Hi everyone,
I’m working on a project where i have sequence data stored in a table (called pulsemap) SQL database and info about the sequence stored in another table (called mc_truth). The way the sequences is stored is that each row is indexed by a event_no to identify which event/sequence it belongs to.

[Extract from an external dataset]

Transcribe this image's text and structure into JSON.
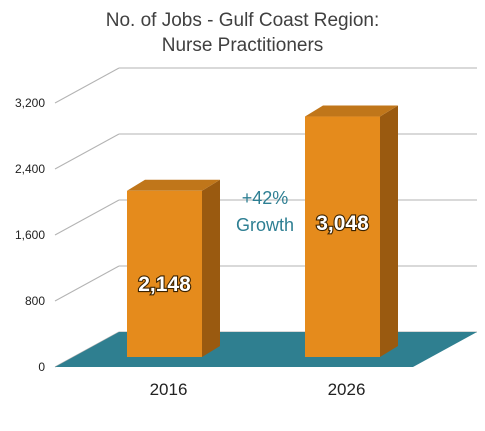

I input the sequence into a transformer encoder and try to reconstruct the variables in mc_truth. if you want to know more about the data then its very similar to this kaggle competition.

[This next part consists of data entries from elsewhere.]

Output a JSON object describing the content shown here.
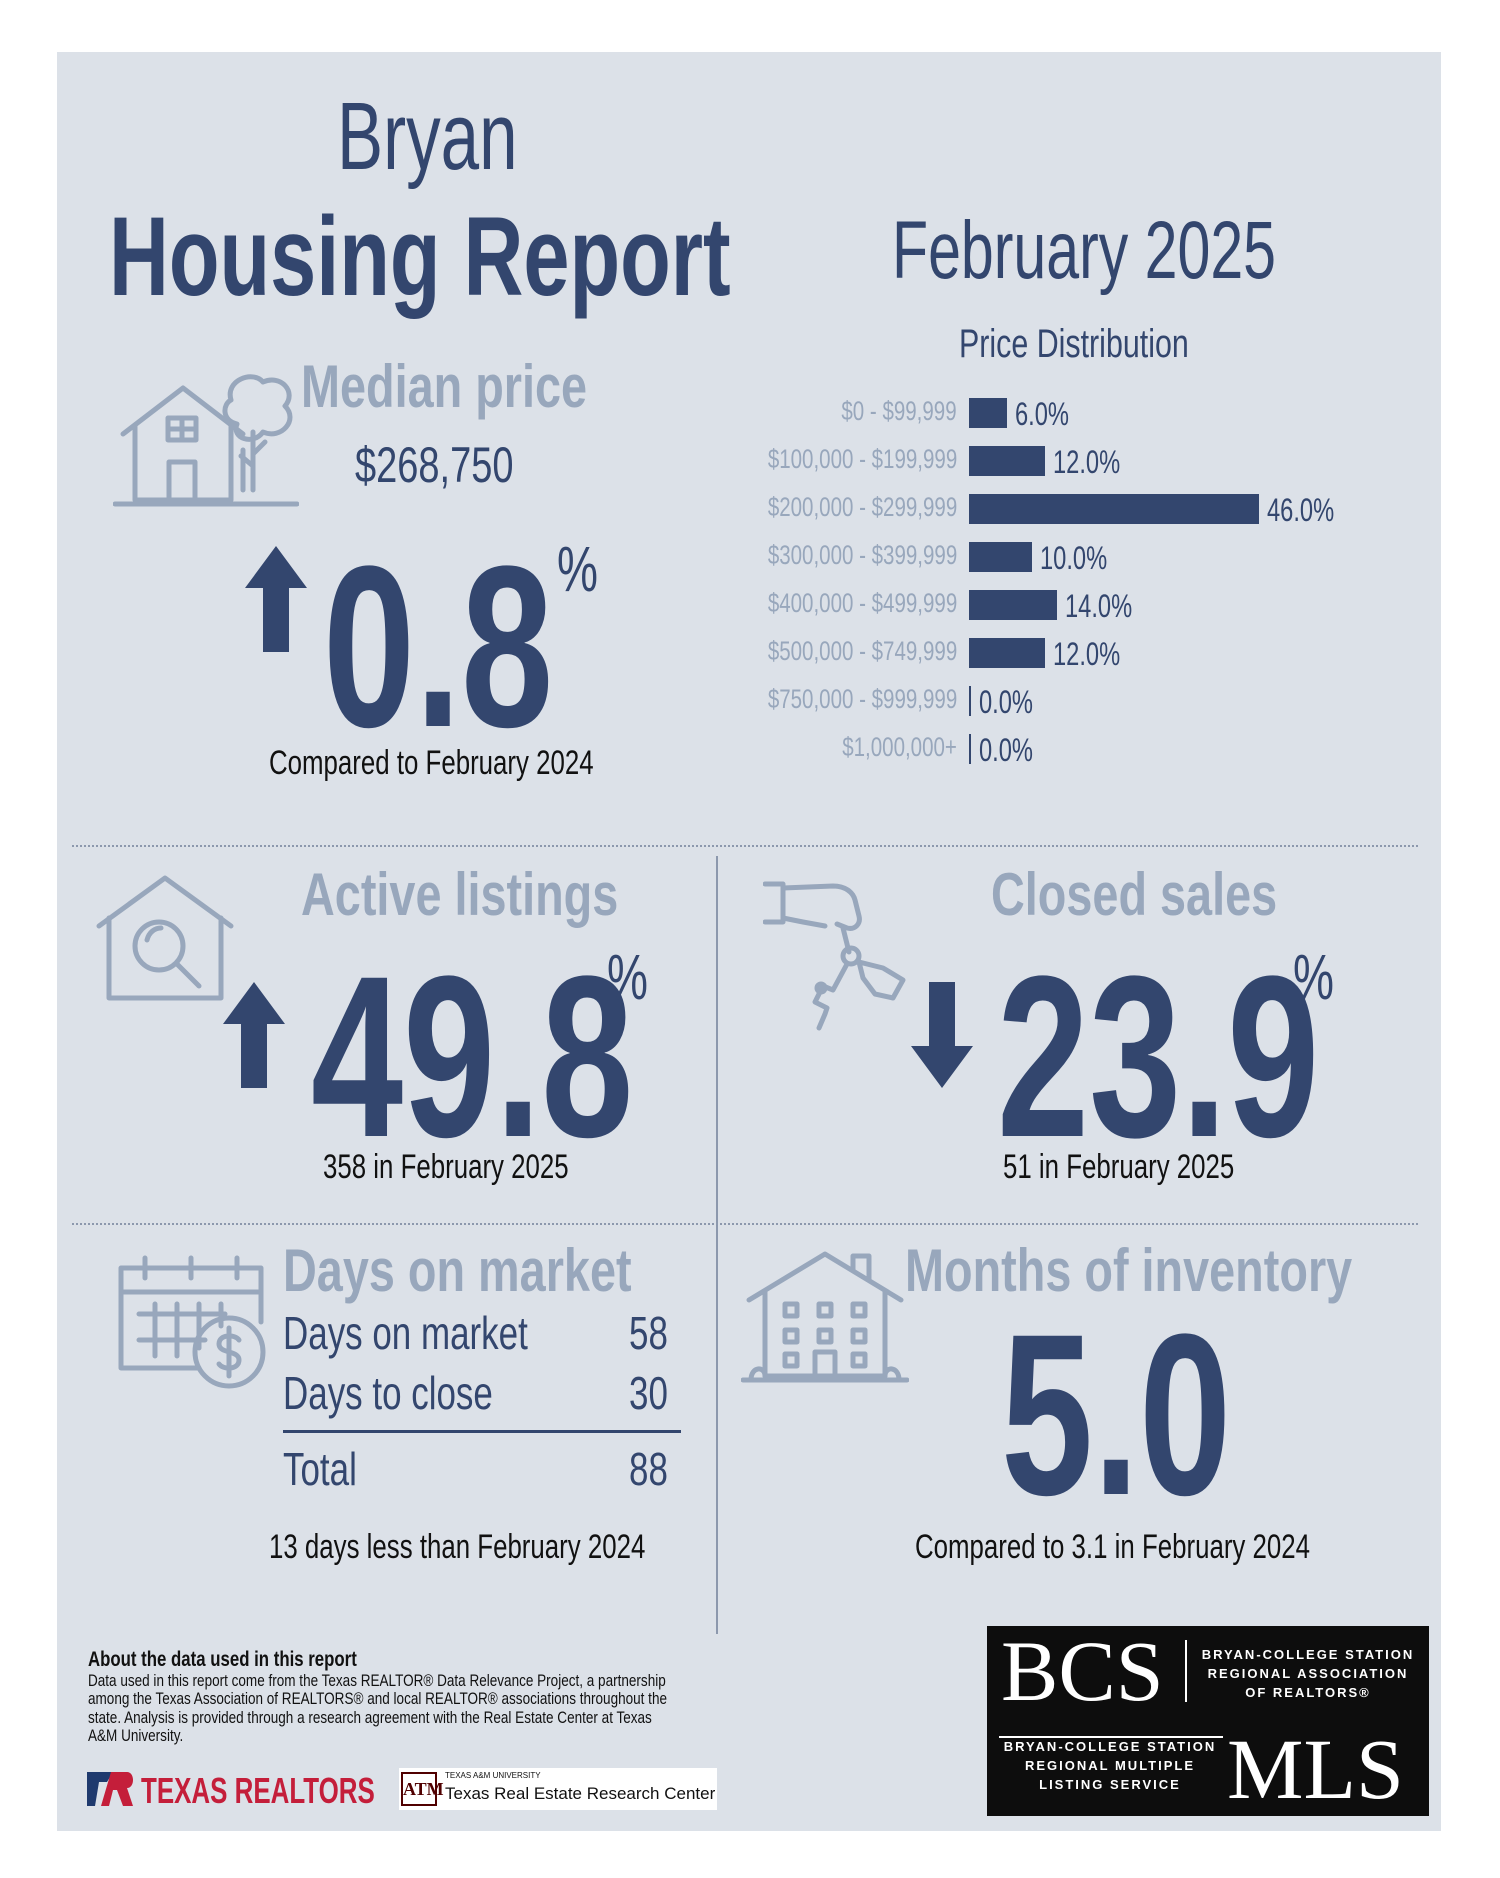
{
  "header": {
    "city": "Bryan",
    "report_title": "Housing Report",
    "month": "February 2025"
  },
  "median_price": {
    "label": "Median price",
    "value": "$268,750",
    "change": "0.8",
    "percent_sign": "%",
    "direction": "up",
    "comparison": "Compared to February 2024"
  },
  "price_distribution": {
    "title": "Price Distribution",
    "chart_data": {
      "type": "bar",
      "orientation": "horizontal",
      "title": "Price Distribution",
      "categories": [
        "$0 - $99,999",
        "$100,000 - $199,999",
        "$200,000 - $299,999",
        "$300,000 - $399,999",
        "$400,000 - $499,999",
        "$500,000 - $749,999",
        "$750,000 - $999,999",
        "$1,000,000+"
      ],
      "values": [
        6.0,
        12.0,
        46.0,
        10.0,
        14.0,
        12.0,
        0.0,
        0.0
      ],
      "value_labels": [
        "6.0%",
        "12.0%",
        "46.0%",
        "10.0%",
        "14.0%",
        "12.0%",
        "0.0%",
        "0.0%"
      ],
      "xlim": [
        0,
        46
      ]
    }
  },
  "active_listings": {
    "label": "Active listings",
    "change": "49.8",
    "percent_sign": "%",
    "direction": "up",
    "caption": "358 in February 2025"
  },
  "closed_sales": {
    "label": "Closed sales",
    "change": "23.9",
    "percent_sign": "%",
    "direction": "down",
    "caption": "51 in February 2025"
  },
  "days_on_market": {
    "label": "Days on market",
    "rows": [
      {
        "label": "Days on market",
        "value": "58"
      },
      {
        "label": "Days to close",
        "value": "30"
      }
    ],
    "total_label": "Total",
    "total_value": "88",
    "caption": "13 days less than February 2024"
  },
  "months_inventory": {
    "label": "Months of inventory",
    "value": "5.0",
    "caption": "Compared to 3.1 in February 2024"
  },
  "about": {
    "title": "About the data used in this report",
    "body": "Data used in this report come from the Texas REALTOR® Data Relevance Project, a partnership among the Texas Association of REALTORS® and local REALTOR® associations throughout the state. Analysis is provided through a research agreement with the Real Estate Center at Texas A&M University."
  },
  "logos": {
    "texas_realtors": "TEXAS REALTORS",
    "tamu_small": "TEXAS A&M UNIVERSITY",
    "tamu_center": "Texas Real Estate Research Center",
    "bcs": "BCS",
    "bcs_assoc_1": "BRYAN-COLLEGE STATION",
    "bcs_assoc_2": "REGIONAL ASSOCIATION",
    "bcs_assoc_3": "OF REALTORS®",
    "mls_1": "BRYAN-COLLEGE STATION",
    "mls_2": "REGIONAL MULTIPLE",
    "mls_3": "LISTING SERVICE",
    "mls": "MLS"
  },
  "colors": {
    "background": "#dce1e8",
    "navy": "#33466e",
    "light_label": "#98a7bc"
  }
}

I have a simple version where I create a dataset which uses sqlite3 to query the database in getitem and uses a custom collate function to pad all the sequences to the same size.
the simple working version with the transformer is in this Google colab here. which downloads example data from a github repo.
I want to convert this dataset and dataloader to a datapipe and dataloader2 so that I can use
torchdata.datapipes.iter.MaxTokenBucketizer to make the batches since with the simple implementation is very inefficient with padding and generally make it more efficient since I have alot of data.
from what I could find I need to implement something like this but unsure how
@functional_datapipe("read_SQL")
class _ParseSQLData(IterDataPipe):
def __init__(self, source_datapipe) -> None:
self.source_datapipe = source_datapipe
def __iter__(self):
...
yield _features, _truth
Any help on how make this datapipe and dataloader. or comments on how to make it more efficient would be much appreciated
My simple dataset version without the transformer and training:
class SimpleSQLDataset(torch.utils.data.Dataset):
def __init__(self,
db_path,
event_no_list,
pulsemap,
input_cols,
target_cols,
truth_table = "mc_truth"
):
self.db_path = db_path
self.event_no_list = event_no_list
self.pulsemap = pulsemap
self.input_cols = input_cols
self.target_cols = target_cols
self.truth_table = truth_table
if isinstance(input_cols, list):
self.input_cols_str = ", ".join(input_cols)
else:
self.input_cols_str = input_cols
if isinstance(target_cols, list):
self.target_cols_str = ", ".join(target_cols)
else:
self.target_cols_str = target_cols
self.data_len = len(event_no_list)
def __getitem__(self, index):
event_no = self.event_no_list[index]
with sqlite3.connect(self.db_path) as conn:
features = torch.Tensor(conn.execute(f"SELECT {self.input_cols_str} FROM {self.pulsemap} WHERE event_no == {event_no}").fetchall())
truth = torch.Tensor(conn.execute(f"SELECT {self.target_cols_str} FROM {self.truth_table} WHERE event_no == {event_no}").fetchall())
return features, truth
def __len__(self):
return self.data_len
def pad_collate(batch):
(xx, y) = zip(*batch)
x_lens = [len(x) for x in xx]
xx_pad = pad_sequence(xx, batch_first=True, padding_value=0)
pad_mask = torch.zeros_like(xx_pad[:, :, 0]).type(torch.bool)
for i, length in enumerate(x_lens):
pad_mask[i, length:] = True
return xx_pad, torch.tensor(y), pad_mask
simpledataset = SimpleSQLDataset(
db_path = prometheus_path,
event_no_list = np.arange(10),
pulsemap = "total",
truth_table = "mc_truth",
input_cols = ["sensor_pos_x","sensor_pos_y","sensor_pos_z","t"],
target_cols = "injection_energy",
)
dataloader = DataLoader(dataset=simpledataset, batch_size = 4, collate_fn = pad_collate)